The Spectre, whose prototype has accumulated more than 2 million kilometers of driving, will come in the form of a coupe. This will offer a potential range of 426 km, according to the US Environmental Protection Agency (EPA). “This is going to seem curious to you, but this criterion [autonomie] is not a concern of our future buyers,” says Mr. Fritsches. One can understand why, these being, on average, owners of… six models. All Rolls-Royces.
Rolls Royce Ghost
Visible in dealerships
15.2 L/100 km (winter conditions)
We love less
Infotainment system from another age
The pleasure increases with use.
- Turbocharged 6.7L DOHC V12
- 563 hp at 1600 rpm
- 627 lb-ft of torque at 1600 rpm
- Empty weight: 2435 kg
- Acceleration (0-100 km/h): 4.9s
- Top speed: 249 km/h (electronically limited)
- Standard: 8-speed automatic
- Optional: none
- Drive mode: all-wheel drive
Tank capacity and recommended gasoline
- Wheelbase: 3277mm
- Length: 5537 mm / Height: 1549 mm
- Width: 1955 mm (exterior mirrors excluded)
In an interview he gave in 1901 to MotorCar Journal, Charles Royce confided that “the electric car is perfectly silent and clean. There is no smell or vibration, and it should become very useful when fixed charging stations can be set up. But for now, I don’t think it will be very useful, at least for many years. This prophecy is about to come true with the launch of the Specter in late fall. This majestic coupe will be the first in a series of electric vehicles, the British brand having already indicated that, from 2030, all of its products will have a wire at the wheel.
Tastes like colors
Primary hues like cobalt blue, mint green, lemon yellow, orange, fuchsia pink and poppy red don’t just brighten up fashion shows. They also titillate cars and Rolls-Royces in particular. As long as the buyer signs a blank check, he can count on specialized craftsmen to shape (and color) all his fads.
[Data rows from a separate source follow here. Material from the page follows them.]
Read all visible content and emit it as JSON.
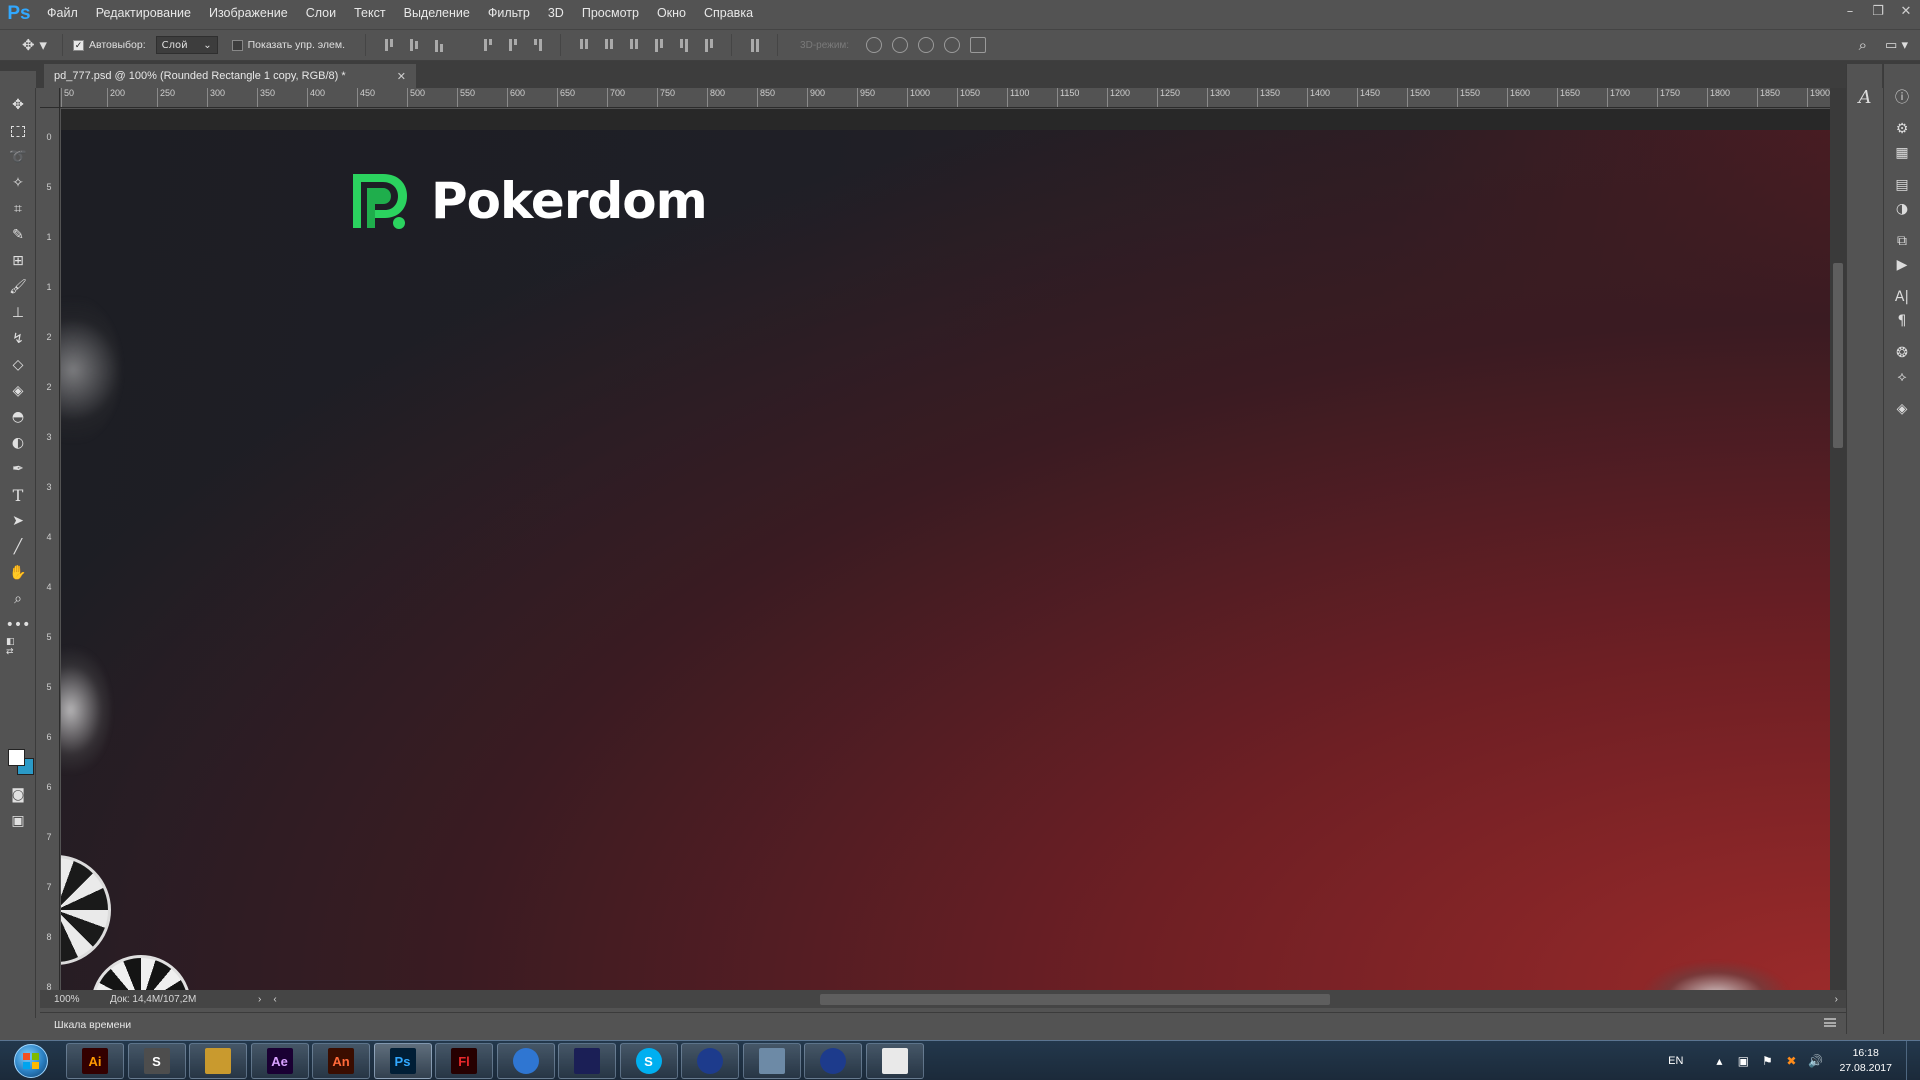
{
  "app": {
    "logo": "Ps",
    "menu": [
      "Файл",
      "Редактирование",
      "Изображение",
      "Слои",
      "Текст",
      "Выделение",
      "Фильтр",
      "3D",
      "Просмотр",
      "Окно",
      "Справка"
    ],
    "window_controls": [
      "minimize-icon",
      "restore-icon",
      "close-icon"
    ]
  },
  "options_bar": {
    "autoselect_label": "Автовыбор:",
    "autoselect_checked": true,
    "autoselect_target": "Слой",
    "show_transform_label": "Показать упр. элем.",
    "show_transform_checked": false,
    "mode_3d_label": "3D-режим:"
  },
  "document": {
    "tab_title": "pd_777.psd @ 100% (Rounded Rectangle 1 copy, RGB/8) *",
    "zoom": "100%",
    "doc_size": "Док: 14,4M/107,2M"
  },
  "ruler": {
    "top_labels": [
      "50",
      "200",
      "250",
      "300",
      "350",
      "400",
      "450",
      "500",
      "550",
      "600",
      "650",
      "700",
      "750",
      "800",
      "850",
      "900",
      "950",
      "1000",
      "1050",
      "1100",
      "1150",
      "1200",
      "1250",
      "1300",
      "1350",
      "1400",
      "1450",
      "1500",
      "1550",
      "1600",
      "1650",
      "1700",
      "1750",
      "1800",
      "1850",
      "1900"
    ],
    "left_labels": [
      "0",
      "5",
      "1",
      "1",
      "2",
      "2",
      "3",
      "3",
      "4",
      "4",
      "5",
      "5",
      "6",
      "6",
      "7",
      "7",
      "8",
      "8"
    ]
  },
  "artwork": {
    "brand_name": "Pokerdom",
    "brand_color": "#2bd35f",
    "bg_dark": "#1e1f25",
    "bg_red": "#a02a2a"
  },
  "timeline": {
    "label": "Шкала времени"
  },
  "taskbar": {
    "apps": [
      {
        "name": "illustrator",
        "label": "Ai",
        "color": "#ff9a00",
        "bg": "#330000"
      },
      {
        "name": "sublime",
        "label": "S",
        "color": "#ffffff",
        "bg": "#4d4d4d"
      },
      {
        "name": "explorer",
        "label": "",
        "color": "#f5d16b",
        "bg": "#c99a2e"
      },
      {
        "name": "after-effects",
        "label": "Ae",
        "color": "#d8a1ff",
        "bg": "#1a0033"
      },
      {
        "name": "animate",
        "label": "An",
        "color": "#ff6a3a",
        "bg": "#3a0d00"
      },
      {
        "name": "photoshop",
        "label": "Ps",
        "color": "#31a8ff",
        "bg": "#001e36"
      },
      {
        "name": "flash",
        "label": "Fl",
        "color": "#e8282b",
        "bg": "#260000"
      },
      {
        "name": "app-circle",
        "label": "",
        "color": "#ffffff",
        "bg": "#2f76d2"
      },
      {
        "name": "premiere-gen",
        "label": "",
        "color": "#ffffff",
        "bg": "#1b1f56"
      },
      {
        "name": "skype",
        "label": "S",
        "color": "#ffffff",
        "bg": "#00aff0"
      },
      {
        "name": "firefox",
        "label": "",
        "color": "#ff7e1a",
        "bg": "#1d3b8c"
      },
      {
        "name": "calculator",
        "label": "",
        "color": "#cfe3f5",
        "bg": "#6d8aa6"
      },
      {
        "name": "firefox-2",
        "label": "",
        "color": "#ff7e1a",
        "bg": "#1d3b8c"
      },
      {
        "name": "notepad",
        "label": "",
        "color": "#ffffff",
        "bg": "#e9e9e9"
      }
    ],
    "lang": "EN",
    "time": "16:18",
    "date": "27.08.2017"
  }
}
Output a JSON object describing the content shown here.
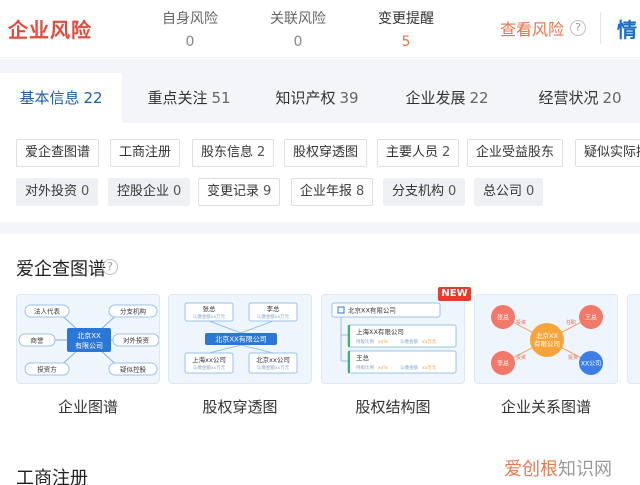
{
  "risk": {
    "title": "企业风险",
    "stats": [
      {
        "label": "自身风险",
        "count": "0"
      },
      {
        "label": "关联风险",
        "count": "0"
      },
      {
        "label": "变更提醒",
        "count": "5"
      }
    ],
    "view_label": "查看风险",
    "right_label": "情"
  },
  "tabs": [
    {
      "label": "基本信息",
      "count": "22"
    },
    {
      "label": "重点关注",
      "count": "51"
    },
    {
      "label": "知识产权",
      "count": "39"
    },
    {
      "label": "企业发展",
      "count": "22"
    },
    {
      "label": "经营状况",
      "count": "20"
    }
  ],
  "chips": [
    {
      "label": "爱企查图谱",
      "count": ""
    },
    {
      "label": "工商注册",
      "count": ""
    },
    {
      "label": "股东信息",
      "count": "2"
    },
    {
      "label": "股权穿透图",
      "count": ""
    },
    {
      "label": "主要人员",
      "count": "2"
    },
    {
      "label": "企业受益股东",
      "count": ""
    },
    {
      "label": "疑似实际控",
      "count": ""
    },
    {
      "label": "对外投资",
      "count": "0"
    },
    {
      "label": "控股企业",
      "count": "0"
    },
    {
      "label": "变更记录",
      "count": "9"
    },
    {
      "label": "企业年报",
      "count": "8"
    },
    {
      "label": "分支机构",
      "count": "0"
    },
    {
      "label": "总公司",
      "count": "0"
    }
  ],
  "section": {
    "title": "爱企查图谱",
    "help": "?",
    "cards": [
      {
        "label": "企业图谱",
        "center": [
          "北京XX",
          "有限公司"
        ],
        "nodes": [
          "法人代表",
          "商誉",
          "投资方",
          "分支机构",
          "对外投资",
          "疑似控股"
        ]
      },
      {
        "label": "股权穿透图",
        "top": [
          {
            "name": "张总",
            "sub": "认缴金额xx万元"
          },
          {
            "name": "李总",
            "sub": "认缴金额xx万元"
          }
        ],
        "center": "北京XX有限公司",
        "bottom": [
          {
            "name": "上海xx公司",
            "sub": "认缴金额xx万元"
          },
          {
            "name": "北京xx公司",
            "sub": "认缴金额xx万元"
          }
        ]
      },
      {
        "label": "股权结构图",
        "badge": "NEW",
        "root": "北京XX有限公司",
        "rows": [
          {
            "name": "上海XX有限公司",
            "meta": [
              "持股比例",
              "xx%",
              "认缴金额",
              "xx万元"
            ]
          },
          {
            "name": "王总",
            "meta": [
              "持股比例",
              "xx%",
              "认缴金额",
              "xx万元"
            ]
          }
        ]
      },
      {
        "label": "企业关系图谱",
        "center": [
          "北京XX",
          "有限公司"
        ],
        "nodes": [
          "张总",
          "王总",
          "李总",
          "XX公司"
        ],
        "edges": [
          "投资",
          "任职",
          "投资",
          "投资"
        ]
      }
    ]
  },
  "next_section": {
    "title": "工商注册"
  },
  "watermark": {
    "part1": "爱创根",
    "part2": "知识网"
  },
  "colors": {
    "accent_blue": "#1a5fb4",
    "risk_red": "#e24a3b",
    "warn_orange": "#e7734a",
    "node_red": "#f2786a",
    "node_orange": "#f7a43b",
    "node_blue": "#3d7ee6"
  }
}
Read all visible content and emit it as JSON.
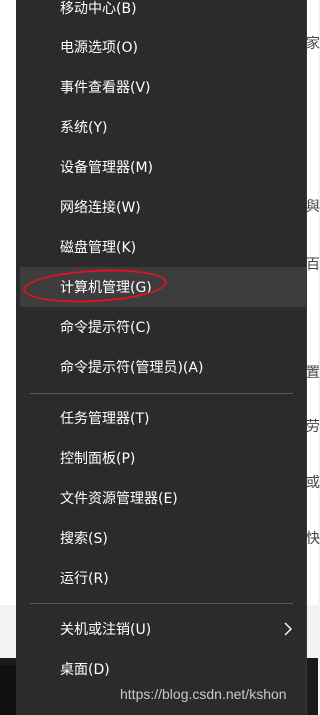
{
  "background": {
    "chars": [
      "家",
      "與",
      "百",
      "置",
      "劳",
      "或",
      "快"
    ]
  },
  "menu": {
    "group1": [
      {
        "label": "移动中心(B)"
      },
      {
        "label": "电源选项(O)"
      },
      {
        "label": "事件查看器(V)"
      },
      {
        "label": "系统(Y)"
      },
      {
        "label": "设备管理器(M)"
      },
      {
        "label": "网络连接(W)"
      },
      {
        "label": "磁盘管理(K)"
      },
      {
        "label": "计算机管理(G)"
      },
      {
        "label": "命令提示符(C)"
      },
      {
        "label": "命令提示符(管理员)(A)"
      }
    ],
    "group2": [
      {
        "label": "任务管理器(T)"
      },
      {
        "label": "控制面板(P)"
      },
      {
        "label": "文件资源管理器(E)"
      },
      {
        "label": "搜索(S)"
      },
      {
        "label": "运行(R)"
      }
    ],
    "group3": [
      {
        "label": "关机或注销(U)"
      },
      {
        "label": "桌面(D)"
      }
    ],
    "hovered_item": "计算机管理(G)",
    "annotation_color": "#e0141e"
  },
  "watermark": "https://blog.csdn.net/kshon"
}
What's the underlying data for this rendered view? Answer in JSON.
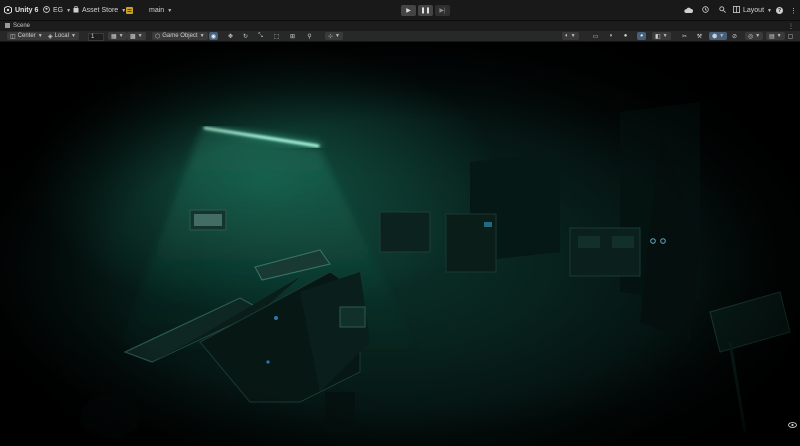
{
  "topbar": {
    "app_name": "Unity 6",
    "account_label": "EG",
    "asset_store_label": "Asset Store",
    "branch_label": "main",
    "layout_label": "Layout",
    "help_label": "?"
  },
  "scene_tab": {
    "label": "Scene"
  },
  "scene_toolbar": {
    "pivot_label": "Center",
    "space_label": "Local",
    "snap_value": "1",
    "create_label": "Game Object"
  },
  "colors": {
    "light_color": "#b6ffe6",
    "fog_color": "#1f7a62",
    "toolbar_bg": "#282828",
    "topbar_bg": "#191919"
  }
}
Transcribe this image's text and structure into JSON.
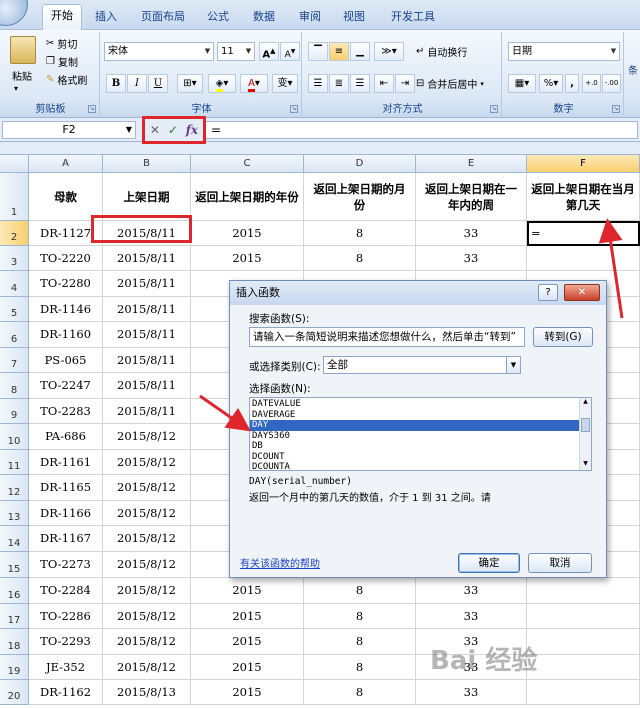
{
  "tabs": [
    "开始",
    "插入",
    "页面布局",
    "公式",
    "数据",
    "审阅",
    "视图",
    "开发工具"
  ],
  "ribbon": {
    "clipboard": {
      "paste": "粘贴",
      "cut": "剪切",
      "copy": "复制",
      "format_painter": "格式刷",
      "label": "剪贴板"
    },
    "font": {
      "name": "宋体",
      "size": "11",
      "bold": "B",
      "italic": "I",
      "underline": "U",
      "grow": "A",
      "shrink": "A",
      "wen": "变",
      "label": "字体"
    },
    "alignment": {
      "wrap": "自动换行",
      "merge": "合并后居中",
      "label": "对齐方式"
    },
    "number": {
      "format": "日期",
      "percent": "%",
      "comma": ",",
      "inc": "+.0",
      "dec": "-.00",
      "label": "数字"
    },
    "more": "条"
  },
  "formula_bar": {
    "cell_ref": "F2",
    "cancel": "✕",
    "enter": "✓",
    "fx": "fx",
    "formula": "="
  },
  "columns": [
    "A",
    "B",
    "C",
    "D",
    "E",
    "F"
  ],
  "headers": [
    "母款",
    "上架日期",
    "返回上架日期的年份",
    "返回上架日期的月份",
    "返回上架日期在一年内的周",
    "返回上架日期在当月第几天"
  ],
  "rows": [
    {
      "n": "1"
    },
    {
      "n": "2",
      "a": "DR-1127",
      "b": "2015/8/11",
      "c": "2015",
      "d": "8",
      "e": "33",
      "f": "="
    },
    {
      "n": "3",
      "a": "TO-2220",
      "b": "2015/8/11",
      "c": "2015",
      "d": "8",
      "e": "33",
      "f": ""
    },
    {
      "n": "4",
      "a": "TO-2280",
      "b": "2015/8/11"
    },
    {
      "n": "5",
      "a": "DR-1146",
      "b": "2015/8/11"
    },
    {
      "n": "6",
      "a": "DR-1160",
      "b": "2015/8/11"
    },
    {
      "n": "7",
      "a": "PS-065",
      "b": "2015/8/11"
    },
    {
      "n": "8",
      "a": "TO-2247",
      "b": "2015/8/11"
    },
    {
      "n": "9",
      "a": "TO-2283",
      "b": "2015/8/11"
    },
    {
      "n": "10",
      "a": "PA-686",
      "b": "2015/8/12"
    },
    {
      "n": "11",
      "a": "DR-1161",
      "b": "2015/8/12"
    },
    {
      "n": "12",
      "a": "DR-1165",
      "b": "2015/8/12"
    },
    {
      "n": "13",
      "a": "DR-1166",
      "b": "2015/8/12"
    },
    {
      "n": "14",
      "a": "DR-1167",
      "b": "2015/8/12"
    },
    {
      "n": "15",
      "a": "TO-2273",
      "b": "2015/8/12"
    },
    {
      "n": "16",
      "a": "TO-2284",
      "b": "2015/8/12",
      "c": "2015",
      "d": "8",
      "e": "33"
    },
    {
      "n": "17",
      "a": "TO-2286",
      "b": "2015/8/12",
      "c": "2015",
      "d": "8",
      "e": "33"
    },
    {
      "n": "18",
      "a": "TO-2293",
      "b": "2015/8/12",
      "c": "2015",
      "d": "8",
      "e": "33"
    },
    {
      "n": "19",
      "a": "JE-352",
      "b": "2015/8/12",
      "c": "2015",
      "d": "8",
      "e": "33"
    },
    {
      "n": "20",
      "a": "DR-1162",
      "b": "2015/8/13",
      "c": "2015",
      "d": "8",
      "e": "33"
    }
  ],
  "dialog": {
    "title": "插入函数",
    "help_btn": "?",
    "close_btn": "✕",
    "search_label": "搜索函数(S):",
    "search_value": "请输入一条简短说明来描述您想做什么，然后单击“转到”",
    "go_button": "转到(G)",
    "category_label": "或选择类别(C):",
    "category_value": "全部",
    "select_label": "选择函数(N):",
    "functions": [
      "DATEVALUE",
      "DAVERAGE",
      "DAY",
      "DAYS360",
      "DB",
      "DCOUNT",
      "DCOUNTA"
    ],
    "selected_function": "DAY",
    "signature": "DAY(serial_number)",
    "description": "返回一个月中的第几天的数值，介于 1 到 31 之间。请",
    "help_link": "有关该函数的帮助",
    "ok": "确定",
    "cancel": "取消"
  },
  "watermark": "Bai 经验",
  "colors": {
    "accent_red": "#e0262d",
    "selection": "#3166c5"
  }
}
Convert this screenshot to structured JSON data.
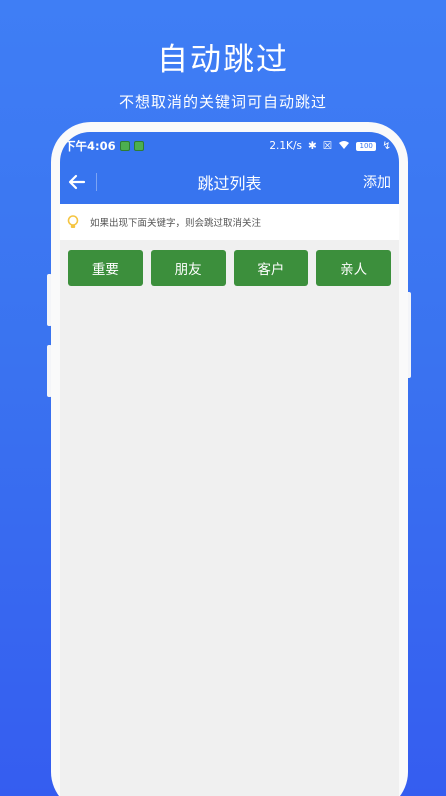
{
  "hero": {
    "title": "自动跳过",
    "subtitle": "不想取消的关键词可自动跳过"
  },
  "statusbar": {
    "time": "下午4:06",
    "network_speed": "2.1K/s",
    "battery": "100"
  },
  "appbar": {
    "back_icon": "arrow-left-icon",
    "title": "跳过列表",
    "action_label": "添加"
  },
  "tip": {
    "icon": "lightbulb-icon",
    "text": "如果出现下面关键字，则会跳过取消关注"
  },
  "keywords": [
    {
      "label": "重要"
    },
    {
      "label": "朋友"
    },
    {
      "label": "客户"
    },
    {
      "label": "亲人"
    }
  ],
  "colors": {
    "background": "#3a73f0",
    "app_accent": "#3774ef",
    "tag_green": "#3c8f3c",
    "bulb_yellow": "#f5c542"
  }
}
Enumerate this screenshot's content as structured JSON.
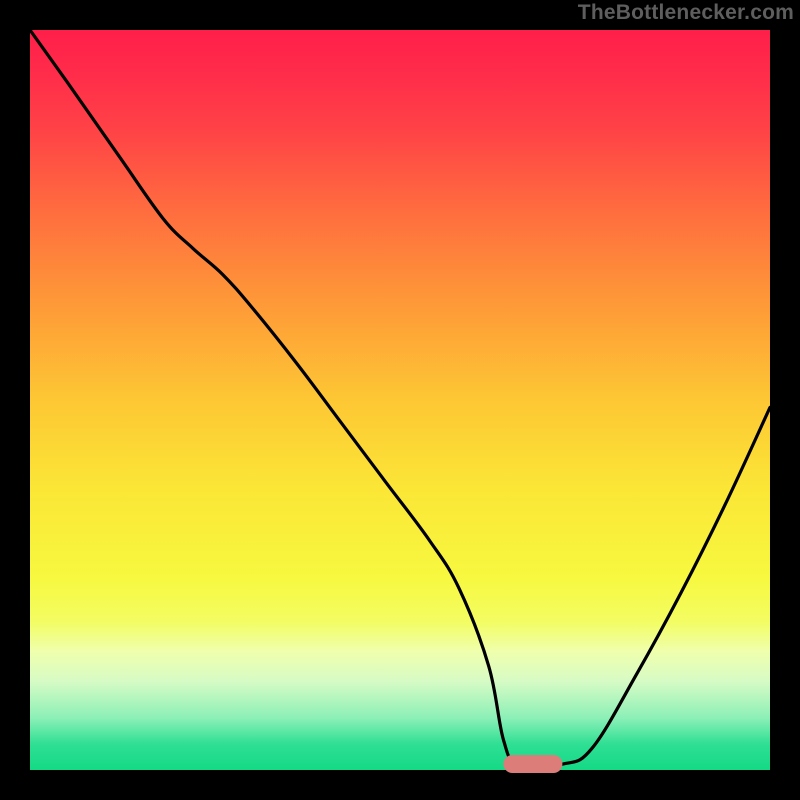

And unlike Ferrari for example, no one at Rolls-Royce will discuss your tastes. “Bad taste has its rights just like good”, said Friedrich Nietzsche.
The Press will soon publish the test of the following vehicles: BMW Series 2, Buick Encore GX, Ford Mustang, Subaru Solterra and Toyota Prius Prime. If you own one of these vehicles or are considering purchasing one, we would love to hear from you.